Using downloaded and verified file: ./data\train_32x32.mat
Using downloaded and verified file: ./data\test_32x32.mat


In [14]:
# Use the model pre-trained on MNIST as initialization.
# Optionally, you can freeze some layers. Here, we'll fine-tune the whole network.
model_svhn = SimpleCNN().to(device)
model_svhn.load_state_dict(model_mnist.state_dict())  # load pre-trained MNIST weights

# Define a new optimizer for fine-tuning on SVHN
optimizer_svhn = optim.Adam(model_svhn.parameters(), lr=0.001)
num_epochs_svhn = 5  # number of fine-tuning epochs

print("\nFine-tuning on SVHN...")
for epoch in range(num_epochs_svhn):
    model_svhn.train()
    running_loss = 0.0
    correct = 0
    total = 0
    for images, labels in train_loader_svhn:
        images, labels = images.to(device), labels.to(device)
        optimizer_svhn.zero_grad()
        outputs = model_svhn(images)
        loss = criterion(outputs, labels)
        loss.backward()
        optimizer_svhn.step()
        
        running_loss += loss.item() * images.size(0)
        _, predicted = torch.max(outputs, 1)
        total += labels.size(0)
        correct += (predicted == labels).sum().item()
    
    epoch_loss = running_loss / total
    epoch_acc = 100 * correct / total
    print(f"Epoch {epoch+1}/{num_epochs_svhn} - Loss: {epoch_loss:.4f}, Accuracy: {epoch_acc:.2f}%")

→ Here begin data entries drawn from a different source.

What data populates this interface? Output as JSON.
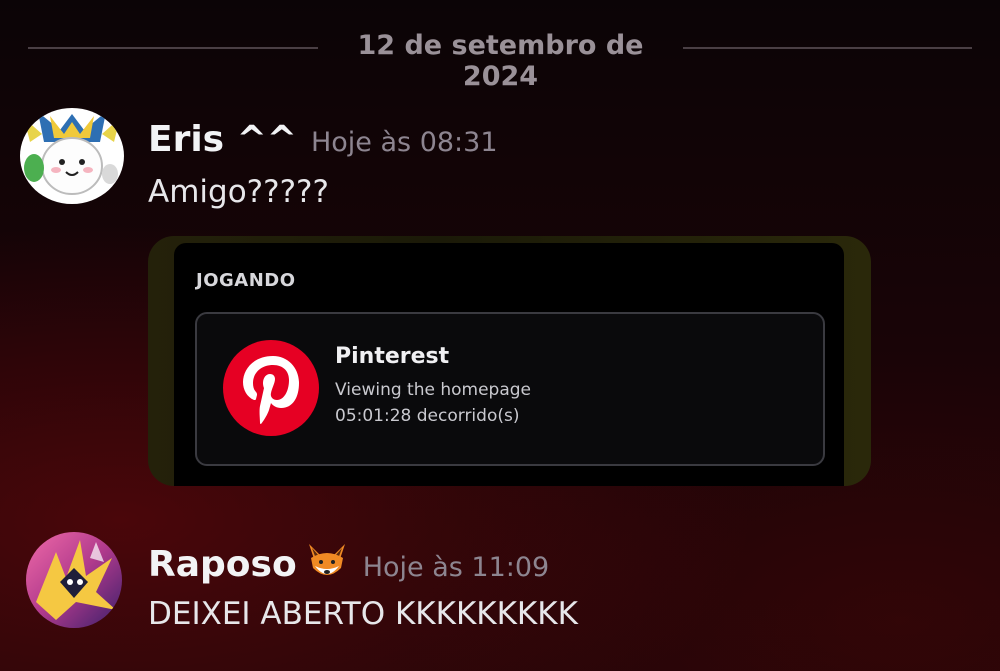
{
  "divider": {
    "date": "12 de setembro de 2024"
  },
  "messages": [
    {
      "author": "Eris ^^",
      "timestamp": "Hoje às 08:31",
      "text": "Amigo?????",
      "avatar_icon": "cat-avatar-icon",
      "activity": {
        "heading": "JOGANDO",
        "game_name": "Pinterest",
        "state": "Viewing the homepage",
        "elapsed": "05:01:28 decorrido(s)",
        "icon": "pinterest-icon",
        "icon_color": "#e60023"
      }
    },
    {
      "author": "Raposo",
      "author_emoji": "fox-emoji",
      "timestamp": "Hoje às 11:09",
      "text": "DEIXEI ABERTO KKKKKKKKK",
      "avatar_icon": "jolteon-avatar-icon"
    }
  ],
  "colors": {
    "background_top": "#0b0406",
    "background_bottom": "#220508",
    "card_accent": "#2a280a",
    "timestamp": "#8d8590"
  }
}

# Evaluate on SVHN test set
model_svhn.eval()
correct = 0
total = 0
with torch.no_grad():
    for images, labels in test_loader_svhn:
        images, labels = images.to(device), labels.to(device)
        outputs = model_svhn(images)
        _, predicted = torch.max(outputs, 1)
        total += labels.size(0)
        correct += (predicted == labels).sum().item()
svhn_test_acc = 100 * correct / total
print(f"\nSVHN Test Accuracy (Transfer Learning from MNIST): {svhn_test_acc:.2f}%")


Fine-tuning on SVHN...
Epoch 1/5 - Loss: 0.6427, Accuracy: 81.09%
Epoch 2/5 - Loss: 0.3873, Accuracy: 88.66%
Epoch 3/5 - Loss: 0.3103, Accuracy: 90.87%
Epoch 4/5 - Loss: 0.2567, Accuracy: 92.44%
Epoch 5/5 - Loss: 0.2143, Accuracy: 93.81%

SVHN Test Accuracy (Transfer Learning from MNIST): 89.77%


Although the transferred model starts with a good initialization (thanks to MNIST), its performance on SVHN is lower (around 89.77% test accuracy) due to the higher variability and complexity in SVHN images.

Summary of Differences and Results

- Dataset Complexity:
MNIST is simpler, with centered, clean handwritten digits, leading to near-perfect performance. In contrast, SVHN is more diverse with real-world variations in color, background, and noise, making it a harder task.

- Training Strategy:
In Part 1, the model is fully trained on MNIST from scratch. In Part 2, we leverage transfer learning by fine-tuning the MNIST model on SVHN. This means the model uses the robust features learned on MNIST as a foundation but adapts them to handle the additional complexity in SVHN.

- Results:
The MNIST model achieves extremely high accuracy because the task is straightforward. The SVHN model, while benefiting from the transferred features, achieves lower accuracy due to the increased difficulty of the dataset. This demonstrates that transfer learning can be effective, but the performance is influenced by how similar the source and target domains are.

Overall, transfer learning from MNIST to SVHN shows that while features learned on a simple dataset can help with a more complex one, the differences in image characteristics naturally lead to a drop in performance when moving to a more challenging task.